Uppercuts
Start in a split stance with your right foot one step ahead of your left foot, hips facing forward, arms at your sides. Using your right hand, punch upward and to the left in a scooping motion. Immediately, bring your left fist up and across your body as you lower your right hand. Repeat in a rapid, continuous motion for 30 seconds. Then, switch your stance and repeat for another 30 seconds. Rest for 1 minute in between sets.
Power Skip
Stand with your feet hip-distance apart and tighten your core. Lift your right knee up towards your chest and your swing your left arm across your body as you jump with your left foot. Land on the ball of your left foot and bring your right foot down. Repeat on the opposite side, concentrating on jumping as high as you can.
Fast Shuffle
Stand with your feet wider than your hips, core tight, knees slightly bent. Shuffle to the right for 4 steps, then shuffle to the left for 4. To make this exercise more challenging, you can bend your knees to squat lower as you shuffle. Continue for 30 seconds to a minute with 1 minute of rest between sets.
Mountain Climbers
Start on all fours with your hands directly beneath your shoulders, arms fully extended. Fully extend your legs and support your weight on your toes. Bring your left knee to your chest, then quickly switch legs, jumping your left leg back as you bring your right knee to your chest. Perform 30 second sets with 1 minute of rest in between.
Jumping Rope
Hold the handles of a jump rope in each of your hands behind your back at waist level. Stand on your toes with your feet together. Flare your wrists out to the side and swing the jump rope over your head. When the rope hits the floor in front of you, sweep it under your feet as your jump a few inches off the ground. Establish a rhythm and repeat these motions continuously. Perform 30 second sets, with 1 minute of rest in between.
Inchworm
Stand with your feet hip-width apart and your core braced, arms at your sides. Bend forward at the waist and place your hands on the floor about 18 inches in front of your feet. Keeping your legs straight walk your hands forward until your reach a plank position. Then, walk your hands back toward your feet and stand again. Repeat the exercise in a continuous motion for 30 seconds to a minute.
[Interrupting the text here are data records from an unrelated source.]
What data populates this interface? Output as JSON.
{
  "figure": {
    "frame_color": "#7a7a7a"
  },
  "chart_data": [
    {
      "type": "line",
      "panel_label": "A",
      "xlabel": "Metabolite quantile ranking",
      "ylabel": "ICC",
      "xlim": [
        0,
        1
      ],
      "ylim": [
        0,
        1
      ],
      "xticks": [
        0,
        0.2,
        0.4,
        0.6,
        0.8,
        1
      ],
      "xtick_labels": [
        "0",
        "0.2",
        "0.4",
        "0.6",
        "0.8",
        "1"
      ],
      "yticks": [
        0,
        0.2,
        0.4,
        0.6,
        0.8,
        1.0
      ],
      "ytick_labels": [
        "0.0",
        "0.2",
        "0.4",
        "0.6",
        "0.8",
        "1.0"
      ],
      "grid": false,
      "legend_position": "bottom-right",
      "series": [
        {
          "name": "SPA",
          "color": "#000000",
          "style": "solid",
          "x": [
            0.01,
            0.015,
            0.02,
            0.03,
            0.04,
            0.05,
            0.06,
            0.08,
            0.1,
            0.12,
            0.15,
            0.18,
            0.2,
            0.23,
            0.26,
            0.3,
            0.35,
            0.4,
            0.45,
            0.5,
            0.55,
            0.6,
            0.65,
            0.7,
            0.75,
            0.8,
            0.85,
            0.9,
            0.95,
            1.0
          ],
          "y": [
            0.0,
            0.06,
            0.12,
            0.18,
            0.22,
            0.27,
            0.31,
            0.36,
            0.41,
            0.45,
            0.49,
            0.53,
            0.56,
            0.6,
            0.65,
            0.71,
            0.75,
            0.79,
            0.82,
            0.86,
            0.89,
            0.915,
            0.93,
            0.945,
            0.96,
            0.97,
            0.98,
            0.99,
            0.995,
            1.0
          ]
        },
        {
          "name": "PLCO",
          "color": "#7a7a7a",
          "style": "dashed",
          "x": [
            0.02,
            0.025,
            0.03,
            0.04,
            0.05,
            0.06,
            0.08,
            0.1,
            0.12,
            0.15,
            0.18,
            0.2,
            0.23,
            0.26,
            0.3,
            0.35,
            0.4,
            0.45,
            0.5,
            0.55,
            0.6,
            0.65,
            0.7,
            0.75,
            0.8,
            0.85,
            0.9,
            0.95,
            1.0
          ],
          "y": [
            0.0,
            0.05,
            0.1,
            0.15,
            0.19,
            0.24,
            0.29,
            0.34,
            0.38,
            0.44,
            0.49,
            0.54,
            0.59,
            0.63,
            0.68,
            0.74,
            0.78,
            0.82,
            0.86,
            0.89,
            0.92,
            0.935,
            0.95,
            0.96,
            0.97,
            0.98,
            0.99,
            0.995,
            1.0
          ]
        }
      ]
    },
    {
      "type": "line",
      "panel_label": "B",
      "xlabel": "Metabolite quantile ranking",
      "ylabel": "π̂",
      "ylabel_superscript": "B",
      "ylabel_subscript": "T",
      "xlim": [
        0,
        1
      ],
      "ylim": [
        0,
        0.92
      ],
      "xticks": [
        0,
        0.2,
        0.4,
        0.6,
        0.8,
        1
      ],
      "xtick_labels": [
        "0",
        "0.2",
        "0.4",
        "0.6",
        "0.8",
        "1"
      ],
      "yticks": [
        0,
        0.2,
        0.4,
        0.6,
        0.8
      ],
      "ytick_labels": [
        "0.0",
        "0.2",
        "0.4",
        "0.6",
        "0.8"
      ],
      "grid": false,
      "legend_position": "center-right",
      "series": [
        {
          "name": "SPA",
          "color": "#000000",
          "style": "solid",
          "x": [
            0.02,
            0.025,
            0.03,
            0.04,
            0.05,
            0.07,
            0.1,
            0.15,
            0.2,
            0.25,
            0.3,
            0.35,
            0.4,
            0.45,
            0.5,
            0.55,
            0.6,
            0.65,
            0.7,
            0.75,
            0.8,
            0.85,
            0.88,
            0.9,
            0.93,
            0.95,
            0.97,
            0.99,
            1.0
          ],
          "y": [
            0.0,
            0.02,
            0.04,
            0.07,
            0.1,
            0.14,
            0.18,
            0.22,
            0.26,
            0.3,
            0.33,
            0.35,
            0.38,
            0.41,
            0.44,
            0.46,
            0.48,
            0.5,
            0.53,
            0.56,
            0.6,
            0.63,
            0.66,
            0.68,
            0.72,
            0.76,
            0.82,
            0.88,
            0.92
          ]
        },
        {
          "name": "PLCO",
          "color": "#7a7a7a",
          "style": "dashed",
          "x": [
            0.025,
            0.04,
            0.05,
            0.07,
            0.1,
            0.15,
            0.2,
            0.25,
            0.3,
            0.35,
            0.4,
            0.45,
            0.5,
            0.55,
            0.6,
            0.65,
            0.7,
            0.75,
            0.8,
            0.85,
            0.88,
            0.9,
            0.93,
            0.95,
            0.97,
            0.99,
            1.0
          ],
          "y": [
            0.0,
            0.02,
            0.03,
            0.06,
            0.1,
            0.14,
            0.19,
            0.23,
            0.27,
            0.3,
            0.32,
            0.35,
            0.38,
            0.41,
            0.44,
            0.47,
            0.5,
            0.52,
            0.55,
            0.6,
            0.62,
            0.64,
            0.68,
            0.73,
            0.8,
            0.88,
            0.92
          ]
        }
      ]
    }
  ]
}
Rest for 1 minute between sets.
Burpees
Stand with your feet hip-distance apart, arms at your sides. Bend your knees, swing your arms back and jump off the ground as high as possible. As soon as you land, squat down, place your hands on the floor in front of you, directly beneath your shoulders, and jump your feet back so that you land in a push-up position. Bend your elbows and lower your chest to perform a push-up. Jump both feet forward and stand. Repeat the moves for 30 second intervals, with a minute of rest in between.
Plank Jacks
Start on all fours with your hands directly beneath your shoulders, arms fully extended. Fully extend your legs behind you and support your weight on your toes. Jump your feet further than hip-distance apart, then jump them back together. Repeat for 30 seconds to a minute with 1 minute of rest between sets.